I am working on an AutoGPT/HustleGPT type of project that can control actions on my computer using the new ChatGPT Plugin framework. I call it CEOGPT, to make business decisions and act on them. I am still developing this but will try to open source it if I get enough interest from the community.
The system is based on a simple event loop. First a complete prompt is assembled by combining the following details:
- Initial Prompt - Preps ChatGPT on how to proceed. This is immutable.
- Datetime - Current time. Updates after every action by my API server.
- Largegoal - Overall large goal. ChatGPT updates this.
- Company Status - The status of the company. ChatGPT updates this.
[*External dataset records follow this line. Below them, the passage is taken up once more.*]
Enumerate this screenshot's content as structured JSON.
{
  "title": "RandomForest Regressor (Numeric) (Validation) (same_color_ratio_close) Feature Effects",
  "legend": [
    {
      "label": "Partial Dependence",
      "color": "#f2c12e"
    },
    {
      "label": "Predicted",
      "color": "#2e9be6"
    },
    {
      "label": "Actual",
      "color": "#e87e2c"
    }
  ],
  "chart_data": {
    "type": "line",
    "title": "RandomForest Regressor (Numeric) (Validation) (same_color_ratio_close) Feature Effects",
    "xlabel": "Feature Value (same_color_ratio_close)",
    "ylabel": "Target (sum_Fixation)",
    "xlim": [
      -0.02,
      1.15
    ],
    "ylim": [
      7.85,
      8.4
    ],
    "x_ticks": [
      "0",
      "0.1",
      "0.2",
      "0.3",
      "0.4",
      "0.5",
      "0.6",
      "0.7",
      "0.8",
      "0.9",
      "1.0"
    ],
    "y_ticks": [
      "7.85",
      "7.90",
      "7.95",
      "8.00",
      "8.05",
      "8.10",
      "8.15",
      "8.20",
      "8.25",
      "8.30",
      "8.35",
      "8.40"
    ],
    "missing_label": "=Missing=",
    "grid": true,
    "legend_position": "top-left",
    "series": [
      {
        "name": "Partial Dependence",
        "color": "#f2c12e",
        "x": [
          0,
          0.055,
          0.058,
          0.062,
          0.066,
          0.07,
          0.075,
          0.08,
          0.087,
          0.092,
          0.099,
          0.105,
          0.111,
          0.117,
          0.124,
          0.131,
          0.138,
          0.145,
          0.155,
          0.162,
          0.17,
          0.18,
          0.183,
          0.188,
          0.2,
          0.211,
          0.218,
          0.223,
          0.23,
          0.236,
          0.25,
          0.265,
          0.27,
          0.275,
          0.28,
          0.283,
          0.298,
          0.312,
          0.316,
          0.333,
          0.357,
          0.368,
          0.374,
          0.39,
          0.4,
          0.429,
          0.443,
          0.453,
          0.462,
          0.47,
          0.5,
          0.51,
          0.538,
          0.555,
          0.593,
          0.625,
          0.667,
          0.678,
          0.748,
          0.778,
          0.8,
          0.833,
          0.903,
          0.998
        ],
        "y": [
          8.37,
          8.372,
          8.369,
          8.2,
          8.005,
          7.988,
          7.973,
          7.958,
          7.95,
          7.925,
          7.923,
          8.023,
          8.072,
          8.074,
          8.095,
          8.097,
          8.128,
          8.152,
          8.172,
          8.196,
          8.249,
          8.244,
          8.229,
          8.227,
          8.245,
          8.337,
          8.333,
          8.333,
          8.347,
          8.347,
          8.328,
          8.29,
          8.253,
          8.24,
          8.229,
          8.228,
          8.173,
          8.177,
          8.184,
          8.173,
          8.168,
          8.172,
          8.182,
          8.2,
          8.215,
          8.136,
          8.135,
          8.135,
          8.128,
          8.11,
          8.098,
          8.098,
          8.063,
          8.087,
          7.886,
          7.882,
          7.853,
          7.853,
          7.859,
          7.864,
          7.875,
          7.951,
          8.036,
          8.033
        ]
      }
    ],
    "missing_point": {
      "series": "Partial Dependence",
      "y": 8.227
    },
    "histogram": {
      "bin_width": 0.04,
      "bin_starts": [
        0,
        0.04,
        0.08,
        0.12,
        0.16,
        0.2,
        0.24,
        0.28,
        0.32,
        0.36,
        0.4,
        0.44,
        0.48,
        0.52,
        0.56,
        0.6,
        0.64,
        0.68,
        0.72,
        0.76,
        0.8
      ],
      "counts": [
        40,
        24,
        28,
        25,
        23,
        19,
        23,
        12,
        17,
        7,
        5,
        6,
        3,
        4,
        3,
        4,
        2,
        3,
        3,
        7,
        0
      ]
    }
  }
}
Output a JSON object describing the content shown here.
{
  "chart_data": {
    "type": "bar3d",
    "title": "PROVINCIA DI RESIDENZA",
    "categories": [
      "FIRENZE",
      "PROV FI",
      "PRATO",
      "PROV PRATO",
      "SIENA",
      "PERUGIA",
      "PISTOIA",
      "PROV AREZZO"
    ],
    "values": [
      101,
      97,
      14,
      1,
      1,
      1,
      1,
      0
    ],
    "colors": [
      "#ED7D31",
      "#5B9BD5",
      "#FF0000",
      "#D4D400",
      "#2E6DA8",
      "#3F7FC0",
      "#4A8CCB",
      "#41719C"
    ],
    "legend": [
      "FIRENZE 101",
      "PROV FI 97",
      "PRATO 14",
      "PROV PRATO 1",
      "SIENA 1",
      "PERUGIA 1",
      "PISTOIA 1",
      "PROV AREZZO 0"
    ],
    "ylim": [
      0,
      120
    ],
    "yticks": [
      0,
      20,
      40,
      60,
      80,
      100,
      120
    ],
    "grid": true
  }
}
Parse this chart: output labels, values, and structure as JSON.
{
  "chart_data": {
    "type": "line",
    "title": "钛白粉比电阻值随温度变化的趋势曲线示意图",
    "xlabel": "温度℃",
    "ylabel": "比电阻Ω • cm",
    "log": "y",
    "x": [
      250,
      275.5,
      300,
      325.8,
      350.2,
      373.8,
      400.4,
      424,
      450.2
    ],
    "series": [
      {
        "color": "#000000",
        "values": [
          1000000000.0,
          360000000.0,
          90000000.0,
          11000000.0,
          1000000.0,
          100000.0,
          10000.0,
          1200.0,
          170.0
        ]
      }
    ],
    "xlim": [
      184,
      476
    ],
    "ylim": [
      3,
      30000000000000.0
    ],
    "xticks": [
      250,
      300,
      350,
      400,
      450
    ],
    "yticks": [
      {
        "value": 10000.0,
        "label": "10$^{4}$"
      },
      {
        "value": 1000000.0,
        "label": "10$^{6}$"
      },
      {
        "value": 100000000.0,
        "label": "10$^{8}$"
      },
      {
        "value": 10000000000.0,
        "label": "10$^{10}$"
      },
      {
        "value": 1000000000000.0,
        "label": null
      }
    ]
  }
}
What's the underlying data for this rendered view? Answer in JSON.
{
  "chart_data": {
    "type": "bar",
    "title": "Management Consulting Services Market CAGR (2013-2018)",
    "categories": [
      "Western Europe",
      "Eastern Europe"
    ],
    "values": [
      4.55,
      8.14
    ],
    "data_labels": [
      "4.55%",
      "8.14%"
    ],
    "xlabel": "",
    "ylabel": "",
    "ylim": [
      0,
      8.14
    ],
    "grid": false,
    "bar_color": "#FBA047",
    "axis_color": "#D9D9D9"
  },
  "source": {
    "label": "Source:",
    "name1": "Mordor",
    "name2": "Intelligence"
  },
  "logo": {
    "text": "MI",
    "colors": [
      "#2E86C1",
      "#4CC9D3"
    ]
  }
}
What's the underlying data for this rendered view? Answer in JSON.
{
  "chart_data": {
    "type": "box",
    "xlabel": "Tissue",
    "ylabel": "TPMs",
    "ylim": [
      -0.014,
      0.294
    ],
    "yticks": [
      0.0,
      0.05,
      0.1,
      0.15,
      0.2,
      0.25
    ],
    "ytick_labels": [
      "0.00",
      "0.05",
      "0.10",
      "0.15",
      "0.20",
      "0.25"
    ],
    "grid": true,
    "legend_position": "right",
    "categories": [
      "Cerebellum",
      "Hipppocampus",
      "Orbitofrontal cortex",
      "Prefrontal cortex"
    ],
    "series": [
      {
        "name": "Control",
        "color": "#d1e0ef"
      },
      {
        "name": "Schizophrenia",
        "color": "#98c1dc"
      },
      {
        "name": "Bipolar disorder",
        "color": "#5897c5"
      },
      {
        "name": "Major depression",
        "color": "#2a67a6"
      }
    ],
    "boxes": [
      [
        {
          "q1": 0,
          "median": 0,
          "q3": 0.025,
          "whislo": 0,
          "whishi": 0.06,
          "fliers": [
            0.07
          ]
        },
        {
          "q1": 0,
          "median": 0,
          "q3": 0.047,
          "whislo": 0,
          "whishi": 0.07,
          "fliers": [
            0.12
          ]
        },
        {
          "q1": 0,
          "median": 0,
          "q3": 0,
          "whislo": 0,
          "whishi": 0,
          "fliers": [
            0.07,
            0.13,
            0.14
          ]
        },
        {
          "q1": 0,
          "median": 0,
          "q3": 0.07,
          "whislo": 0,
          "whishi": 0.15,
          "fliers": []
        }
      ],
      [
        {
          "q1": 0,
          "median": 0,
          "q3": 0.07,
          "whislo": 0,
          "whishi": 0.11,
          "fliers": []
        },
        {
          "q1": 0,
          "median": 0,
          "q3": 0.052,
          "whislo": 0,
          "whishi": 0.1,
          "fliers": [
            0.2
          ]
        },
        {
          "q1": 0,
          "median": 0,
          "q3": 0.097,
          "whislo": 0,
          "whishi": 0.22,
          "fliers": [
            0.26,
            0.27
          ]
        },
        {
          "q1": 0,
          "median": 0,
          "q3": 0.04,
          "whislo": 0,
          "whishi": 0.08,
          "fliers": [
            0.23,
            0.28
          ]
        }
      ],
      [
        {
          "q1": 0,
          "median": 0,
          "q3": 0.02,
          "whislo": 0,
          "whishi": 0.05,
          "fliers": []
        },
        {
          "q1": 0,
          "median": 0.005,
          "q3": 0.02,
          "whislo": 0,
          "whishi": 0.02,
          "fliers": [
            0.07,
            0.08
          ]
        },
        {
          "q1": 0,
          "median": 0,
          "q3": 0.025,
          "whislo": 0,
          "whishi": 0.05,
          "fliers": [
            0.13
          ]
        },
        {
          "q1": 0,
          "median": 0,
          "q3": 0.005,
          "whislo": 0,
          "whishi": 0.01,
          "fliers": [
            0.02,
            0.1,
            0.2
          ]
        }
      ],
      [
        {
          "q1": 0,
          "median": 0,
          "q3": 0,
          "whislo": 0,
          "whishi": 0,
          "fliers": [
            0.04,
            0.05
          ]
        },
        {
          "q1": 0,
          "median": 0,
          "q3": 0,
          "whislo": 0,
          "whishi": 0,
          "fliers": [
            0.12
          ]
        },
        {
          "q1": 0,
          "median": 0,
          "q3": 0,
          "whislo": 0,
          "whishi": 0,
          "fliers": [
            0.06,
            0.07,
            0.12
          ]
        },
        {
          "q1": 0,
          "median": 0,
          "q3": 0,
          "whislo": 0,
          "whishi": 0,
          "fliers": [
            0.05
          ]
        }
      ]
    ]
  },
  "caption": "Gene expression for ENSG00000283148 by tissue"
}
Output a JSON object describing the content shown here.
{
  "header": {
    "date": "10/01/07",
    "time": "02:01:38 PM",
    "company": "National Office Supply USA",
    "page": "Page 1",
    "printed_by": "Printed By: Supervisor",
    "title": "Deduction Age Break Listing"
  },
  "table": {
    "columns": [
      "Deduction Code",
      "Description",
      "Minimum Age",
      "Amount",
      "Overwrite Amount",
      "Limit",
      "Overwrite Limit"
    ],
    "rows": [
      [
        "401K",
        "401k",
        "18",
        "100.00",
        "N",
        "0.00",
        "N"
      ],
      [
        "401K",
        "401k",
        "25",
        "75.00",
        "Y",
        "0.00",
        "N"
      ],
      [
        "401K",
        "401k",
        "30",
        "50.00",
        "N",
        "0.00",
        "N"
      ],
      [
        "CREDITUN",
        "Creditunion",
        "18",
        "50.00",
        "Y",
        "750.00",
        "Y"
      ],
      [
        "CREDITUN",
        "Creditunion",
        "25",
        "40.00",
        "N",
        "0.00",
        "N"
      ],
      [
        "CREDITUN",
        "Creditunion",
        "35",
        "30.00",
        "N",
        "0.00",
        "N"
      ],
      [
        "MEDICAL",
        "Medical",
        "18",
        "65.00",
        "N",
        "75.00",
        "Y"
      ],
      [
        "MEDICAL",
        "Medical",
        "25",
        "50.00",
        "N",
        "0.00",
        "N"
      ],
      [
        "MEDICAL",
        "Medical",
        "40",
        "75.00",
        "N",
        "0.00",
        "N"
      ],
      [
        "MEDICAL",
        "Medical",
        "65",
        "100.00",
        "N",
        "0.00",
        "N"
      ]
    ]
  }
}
- Recent Context - Recent actions taken by CEOGPT. ChatGPT updates this.
- Details - A file that stores the output of the last action performed. This is updated by the action itself.
- Available Actions - A list of actions that ChatGPT can execute. This is immutable. You can specify arguments/parameters here. ChatGPT will update a "Next Action" and "Action Input". These are important for my parsing engine.
- Narrow Goal - The current goal for the next action, this can be like the internal dialogue. ChatGPT updates this.
- Thinking - This is probably going to become a "Comment by Experienced CEO" that ChatGPT will generate. But it is meant to act as a more creative field that gets updated by ChatGPT that can provide some ideas for the relevant context.
- Ending Prompt - This will simply contain a question asking ChatGPT which action and action input to use from the available actions list. This is immutable.
After assembling this prompt, my program will simply copy to clipboard and paste it into the ChatGPT plugin chat interface. ChatGPT will hit my API endpoint to update the dynamic fields I mentioned above as well as a "Next Action" and "Action Input". The "Next Action" runs through a simple NLP classifier module I have created to map to a command. The descriptions that train the NLP neural net is defined in a JSON object. After getting the command to run and using the action input as the argument for that command, the command will execute on my computer. Some examples for these commands are as follows (still developing these).
- Perform Research on X (Does a google search, collects data, summarizes it)
- Respond to Emails
- Make announcement on Twitter/Discord/Reddit etc.
- Analyze Discord Community and Summarize
These commands are programs that can be created with any level of complexity or using the API even more in creative ways. But they all have to update the details.txt file (which goes into the assembly of the master prompt).
Developing this project to increase the capability of CEOGPT is a small ordeal. It involves creating individual scripts for each action (I am using xdotool as my primary macro program, but you can use any tool) that has to update the details.txt file afterwards. In addition to this, text sentences for the NLP neural net need to be updated in a JSON file to map the next action description to the right command. And finally you need to update the AvailableActions.txt file so ChatGPT knows it can pick that.
Results are definitely workable and surprisingly easy to develop with. The tricky part is deciding which actions to implement and at what level (ie individual button clicks or several clicks and API calls for a high level actions). But this is a very easy framework I am using to allow ChatGPT to perform actions. I believe ChatGPT plugins have very high potential for this kind of automation.
Please let me know if you have any ideas or creative input. I may open source this codebase if I see enough interest. It is being developed on Ubuntu.